Oleh: Ridhazia
POLISI menghentikan “tot-tot” suara sirene pada setiap pengawalan pejabat negeri ini. Demikian pula lampu rotator yang menyilaukan pada kendaraan patroli pengawal (patwal) dihentikan.
Penghentian sementara ini sebagai respons polisi atas protes publik gerakan anti-sirene dan rotator yang ramai disuarakan di media sosial.
Publik menganggap, sirene dan rotator oleh polisi kerap disalahgunakan. Sejumlah tokoh publik seperti pengusaha, selebritis, keluarga pejabat yang berkendaraan mewah kerap melanggar aturan.
Mereka menyewa dan mengeluarkan biaya pengganti bensin dan uang makan polisi untuk mempercepat perjalanan. Meskipun pengawalan polisi pada dasarnya gratis.
Arogansi
Publik yang protes menganggap suara dan kerlap kerlip cahaya lampu biru dari rotator motor dan mobil polisi di tengah kemacetan lalulintas sebagai arogansi pejabat.
Bahkan cenderung merendahkan dan meremehkan penguna jalan. Rakyat negeri ini meminggirkan kendaraan yang terjebak dalam kemacetan hanya untuk memberi kesempatan mobil pejabat yang dikawal mendahului melaju dalam kecepatan tinggi.
Kini keistimewaan pengawalan oleh polisi yang berlebihan, bahkan dirasakan publik sebagai kesombongan, angkuh, dan congkak kini dievaluasi dan dihilangkan untuk menghilangkan perasaan superioritas.
Hak Istimewa
Perlu diketahui pengawal khusus dengan suara sirene dan cahaya biru itu oleh polisi sebagai hak istimewa para pejabat yang diatur UU No. 22 Tahun 2009 tentang Lalu Lintas dan Angkutan Jalan (LLAJ), khususnya Pasal 59 ayat (5).
Dengan dicabutnya pengawalan oleh polisi yang menggunakan sirene dan rotator, cahaya lampu merah dan sirene untuk kendaraan seperti pemadam kebakaran dan ambulans masih diberlakukan.

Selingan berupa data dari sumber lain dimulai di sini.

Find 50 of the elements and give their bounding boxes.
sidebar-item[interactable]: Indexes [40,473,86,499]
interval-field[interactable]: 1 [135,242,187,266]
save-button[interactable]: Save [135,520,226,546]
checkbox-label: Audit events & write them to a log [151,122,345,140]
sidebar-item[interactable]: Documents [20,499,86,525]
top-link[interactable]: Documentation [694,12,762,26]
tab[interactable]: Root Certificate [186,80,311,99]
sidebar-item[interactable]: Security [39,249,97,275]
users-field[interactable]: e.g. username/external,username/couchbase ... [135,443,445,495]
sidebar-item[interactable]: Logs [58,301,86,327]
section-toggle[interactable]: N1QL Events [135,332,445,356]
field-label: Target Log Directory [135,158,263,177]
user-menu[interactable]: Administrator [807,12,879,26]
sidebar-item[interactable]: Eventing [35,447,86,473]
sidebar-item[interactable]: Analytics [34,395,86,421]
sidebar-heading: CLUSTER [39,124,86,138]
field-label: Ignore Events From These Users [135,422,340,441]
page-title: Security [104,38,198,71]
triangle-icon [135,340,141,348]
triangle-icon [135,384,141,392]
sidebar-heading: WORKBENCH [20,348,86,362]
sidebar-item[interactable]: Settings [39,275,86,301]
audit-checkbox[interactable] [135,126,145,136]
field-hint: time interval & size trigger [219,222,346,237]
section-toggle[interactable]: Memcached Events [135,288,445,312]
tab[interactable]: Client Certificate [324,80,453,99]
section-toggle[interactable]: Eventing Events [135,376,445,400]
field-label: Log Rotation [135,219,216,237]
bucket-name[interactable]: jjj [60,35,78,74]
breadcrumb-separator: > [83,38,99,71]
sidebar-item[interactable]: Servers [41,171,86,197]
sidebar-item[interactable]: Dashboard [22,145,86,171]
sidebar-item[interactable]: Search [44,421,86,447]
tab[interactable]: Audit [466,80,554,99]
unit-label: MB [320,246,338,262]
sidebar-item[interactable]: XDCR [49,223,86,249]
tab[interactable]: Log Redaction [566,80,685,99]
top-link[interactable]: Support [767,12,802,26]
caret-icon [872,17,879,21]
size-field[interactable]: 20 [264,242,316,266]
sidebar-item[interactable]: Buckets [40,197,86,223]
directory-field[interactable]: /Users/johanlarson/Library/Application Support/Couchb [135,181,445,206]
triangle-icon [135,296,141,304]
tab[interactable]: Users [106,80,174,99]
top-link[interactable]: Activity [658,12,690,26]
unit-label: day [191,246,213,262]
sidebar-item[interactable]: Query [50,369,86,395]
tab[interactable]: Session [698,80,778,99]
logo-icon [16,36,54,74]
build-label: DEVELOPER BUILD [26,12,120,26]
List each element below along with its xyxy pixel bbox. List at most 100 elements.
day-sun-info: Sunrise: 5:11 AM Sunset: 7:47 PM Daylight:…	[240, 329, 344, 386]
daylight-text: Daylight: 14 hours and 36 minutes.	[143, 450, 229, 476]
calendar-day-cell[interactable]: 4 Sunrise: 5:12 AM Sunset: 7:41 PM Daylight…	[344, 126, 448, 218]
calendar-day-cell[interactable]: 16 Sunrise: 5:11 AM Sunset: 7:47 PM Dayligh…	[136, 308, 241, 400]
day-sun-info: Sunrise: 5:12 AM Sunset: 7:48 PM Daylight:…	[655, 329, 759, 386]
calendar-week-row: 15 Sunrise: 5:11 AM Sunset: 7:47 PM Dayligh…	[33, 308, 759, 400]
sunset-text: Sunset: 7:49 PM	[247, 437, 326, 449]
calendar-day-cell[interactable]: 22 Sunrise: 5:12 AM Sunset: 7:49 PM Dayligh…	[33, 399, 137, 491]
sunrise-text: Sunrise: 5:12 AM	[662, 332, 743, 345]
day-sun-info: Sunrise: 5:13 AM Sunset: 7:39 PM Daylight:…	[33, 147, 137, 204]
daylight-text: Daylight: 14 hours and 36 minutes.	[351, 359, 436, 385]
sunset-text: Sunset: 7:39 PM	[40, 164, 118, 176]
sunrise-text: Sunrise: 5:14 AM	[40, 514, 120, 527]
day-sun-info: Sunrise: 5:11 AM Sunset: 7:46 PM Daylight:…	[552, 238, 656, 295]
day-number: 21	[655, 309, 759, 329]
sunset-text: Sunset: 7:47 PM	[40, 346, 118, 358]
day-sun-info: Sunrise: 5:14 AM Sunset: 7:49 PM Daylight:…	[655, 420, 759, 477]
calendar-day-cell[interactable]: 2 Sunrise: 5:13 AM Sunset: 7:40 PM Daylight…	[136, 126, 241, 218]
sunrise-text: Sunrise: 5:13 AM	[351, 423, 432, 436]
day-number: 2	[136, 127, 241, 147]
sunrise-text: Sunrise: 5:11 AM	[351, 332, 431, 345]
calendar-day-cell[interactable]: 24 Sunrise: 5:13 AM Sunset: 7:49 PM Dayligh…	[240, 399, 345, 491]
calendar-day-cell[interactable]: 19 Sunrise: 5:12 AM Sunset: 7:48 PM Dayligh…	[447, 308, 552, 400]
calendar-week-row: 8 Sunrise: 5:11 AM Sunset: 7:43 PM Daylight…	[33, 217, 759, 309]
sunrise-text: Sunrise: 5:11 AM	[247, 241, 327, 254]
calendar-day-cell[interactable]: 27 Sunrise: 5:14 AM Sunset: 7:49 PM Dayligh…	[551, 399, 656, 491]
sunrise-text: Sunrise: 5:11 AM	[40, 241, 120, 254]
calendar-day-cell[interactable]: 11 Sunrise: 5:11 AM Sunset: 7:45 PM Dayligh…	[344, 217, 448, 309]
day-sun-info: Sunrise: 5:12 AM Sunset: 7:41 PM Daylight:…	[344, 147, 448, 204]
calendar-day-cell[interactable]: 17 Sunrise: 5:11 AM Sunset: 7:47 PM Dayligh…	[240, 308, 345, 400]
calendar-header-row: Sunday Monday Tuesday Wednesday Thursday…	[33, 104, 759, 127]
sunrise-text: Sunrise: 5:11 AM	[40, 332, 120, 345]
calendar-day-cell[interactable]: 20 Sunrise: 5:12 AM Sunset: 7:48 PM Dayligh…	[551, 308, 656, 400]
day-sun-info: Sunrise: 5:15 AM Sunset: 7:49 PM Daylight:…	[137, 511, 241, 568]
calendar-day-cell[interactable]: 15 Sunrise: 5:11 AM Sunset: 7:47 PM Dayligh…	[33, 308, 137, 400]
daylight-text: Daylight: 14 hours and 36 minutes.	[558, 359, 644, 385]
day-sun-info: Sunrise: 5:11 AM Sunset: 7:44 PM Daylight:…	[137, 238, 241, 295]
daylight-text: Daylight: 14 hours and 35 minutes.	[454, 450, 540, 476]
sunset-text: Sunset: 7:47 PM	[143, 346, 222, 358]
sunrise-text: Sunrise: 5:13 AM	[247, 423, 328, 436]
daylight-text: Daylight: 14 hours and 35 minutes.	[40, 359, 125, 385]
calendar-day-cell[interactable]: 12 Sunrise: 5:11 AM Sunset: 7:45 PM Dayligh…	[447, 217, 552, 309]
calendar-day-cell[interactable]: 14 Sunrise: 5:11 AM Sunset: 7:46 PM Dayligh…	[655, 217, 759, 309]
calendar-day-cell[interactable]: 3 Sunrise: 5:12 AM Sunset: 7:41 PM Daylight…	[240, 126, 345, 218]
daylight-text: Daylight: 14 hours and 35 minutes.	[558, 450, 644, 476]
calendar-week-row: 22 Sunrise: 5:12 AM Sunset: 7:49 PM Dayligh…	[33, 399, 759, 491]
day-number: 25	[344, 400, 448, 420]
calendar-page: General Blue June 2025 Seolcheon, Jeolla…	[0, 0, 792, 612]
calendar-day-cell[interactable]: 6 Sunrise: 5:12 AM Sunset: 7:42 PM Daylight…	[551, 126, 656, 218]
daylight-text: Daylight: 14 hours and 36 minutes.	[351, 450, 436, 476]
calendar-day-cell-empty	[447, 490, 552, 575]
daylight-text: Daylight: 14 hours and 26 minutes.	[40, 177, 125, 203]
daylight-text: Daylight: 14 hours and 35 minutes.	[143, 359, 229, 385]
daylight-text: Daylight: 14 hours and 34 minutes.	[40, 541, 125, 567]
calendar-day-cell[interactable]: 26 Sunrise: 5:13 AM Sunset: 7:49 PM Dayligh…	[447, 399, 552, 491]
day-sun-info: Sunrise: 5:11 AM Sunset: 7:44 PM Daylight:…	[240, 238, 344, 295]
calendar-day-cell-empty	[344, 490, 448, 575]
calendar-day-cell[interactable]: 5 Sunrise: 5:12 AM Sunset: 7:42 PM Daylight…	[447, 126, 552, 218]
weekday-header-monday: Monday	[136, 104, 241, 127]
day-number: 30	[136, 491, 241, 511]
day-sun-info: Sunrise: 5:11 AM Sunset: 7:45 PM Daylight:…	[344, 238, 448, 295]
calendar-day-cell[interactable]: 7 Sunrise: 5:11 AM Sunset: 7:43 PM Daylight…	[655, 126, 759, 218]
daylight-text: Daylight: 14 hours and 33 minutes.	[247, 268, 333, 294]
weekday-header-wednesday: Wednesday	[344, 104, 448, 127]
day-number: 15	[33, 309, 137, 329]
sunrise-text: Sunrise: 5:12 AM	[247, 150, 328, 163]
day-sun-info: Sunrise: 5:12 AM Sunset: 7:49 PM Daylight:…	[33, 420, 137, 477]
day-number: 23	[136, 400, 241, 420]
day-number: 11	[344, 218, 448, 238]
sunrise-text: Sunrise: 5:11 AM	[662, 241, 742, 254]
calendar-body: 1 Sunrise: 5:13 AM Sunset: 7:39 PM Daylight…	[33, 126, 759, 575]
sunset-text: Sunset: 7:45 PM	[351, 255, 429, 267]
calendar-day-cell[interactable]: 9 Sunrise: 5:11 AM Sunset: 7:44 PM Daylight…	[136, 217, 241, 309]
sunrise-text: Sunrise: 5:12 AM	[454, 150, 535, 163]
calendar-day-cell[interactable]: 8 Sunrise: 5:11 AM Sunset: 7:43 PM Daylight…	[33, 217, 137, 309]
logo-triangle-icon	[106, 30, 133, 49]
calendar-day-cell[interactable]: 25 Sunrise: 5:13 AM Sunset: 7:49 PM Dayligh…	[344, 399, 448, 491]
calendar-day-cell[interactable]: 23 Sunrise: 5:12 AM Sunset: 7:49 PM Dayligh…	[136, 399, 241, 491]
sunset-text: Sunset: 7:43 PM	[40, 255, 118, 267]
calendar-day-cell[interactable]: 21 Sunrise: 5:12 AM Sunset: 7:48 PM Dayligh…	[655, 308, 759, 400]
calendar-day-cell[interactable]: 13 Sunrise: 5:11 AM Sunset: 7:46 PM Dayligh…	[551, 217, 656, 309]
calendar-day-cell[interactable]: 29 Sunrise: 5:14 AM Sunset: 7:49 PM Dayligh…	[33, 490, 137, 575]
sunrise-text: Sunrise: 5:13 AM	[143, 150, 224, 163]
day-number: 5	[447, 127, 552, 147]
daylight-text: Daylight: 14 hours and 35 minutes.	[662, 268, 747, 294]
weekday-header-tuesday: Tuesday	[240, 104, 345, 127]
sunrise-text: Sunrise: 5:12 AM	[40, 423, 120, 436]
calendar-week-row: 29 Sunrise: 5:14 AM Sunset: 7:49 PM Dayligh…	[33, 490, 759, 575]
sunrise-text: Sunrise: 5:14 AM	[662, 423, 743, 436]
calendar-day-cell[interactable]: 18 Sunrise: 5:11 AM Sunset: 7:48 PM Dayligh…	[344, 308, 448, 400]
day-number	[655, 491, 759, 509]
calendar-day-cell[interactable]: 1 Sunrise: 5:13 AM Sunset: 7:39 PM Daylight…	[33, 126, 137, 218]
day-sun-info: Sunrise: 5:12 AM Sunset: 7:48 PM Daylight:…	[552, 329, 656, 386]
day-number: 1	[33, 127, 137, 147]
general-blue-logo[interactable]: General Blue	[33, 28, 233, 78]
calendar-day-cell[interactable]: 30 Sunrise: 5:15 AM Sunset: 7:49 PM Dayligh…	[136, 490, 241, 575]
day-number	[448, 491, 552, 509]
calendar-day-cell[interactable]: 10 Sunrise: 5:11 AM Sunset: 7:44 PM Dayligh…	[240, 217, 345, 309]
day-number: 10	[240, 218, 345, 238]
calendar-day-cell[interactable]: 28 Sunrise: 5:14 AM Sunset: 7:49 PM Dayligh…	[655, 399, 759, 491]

Demikian juga lampu kuning tanpa sirene digunakan untuk kendaraan patroli, perawatan, dan derek tidak akan dilarang. Dan, publik harus memahami kekhususan ini.*
* Ridhazia, dosen senior Fidkom UIN Sunan Gunung Djati Bandung, jurnalis dan kolumnis, pemerhati psikologi dan komunikasi sosial politik, bermukim di Bandung, Jawa Barat.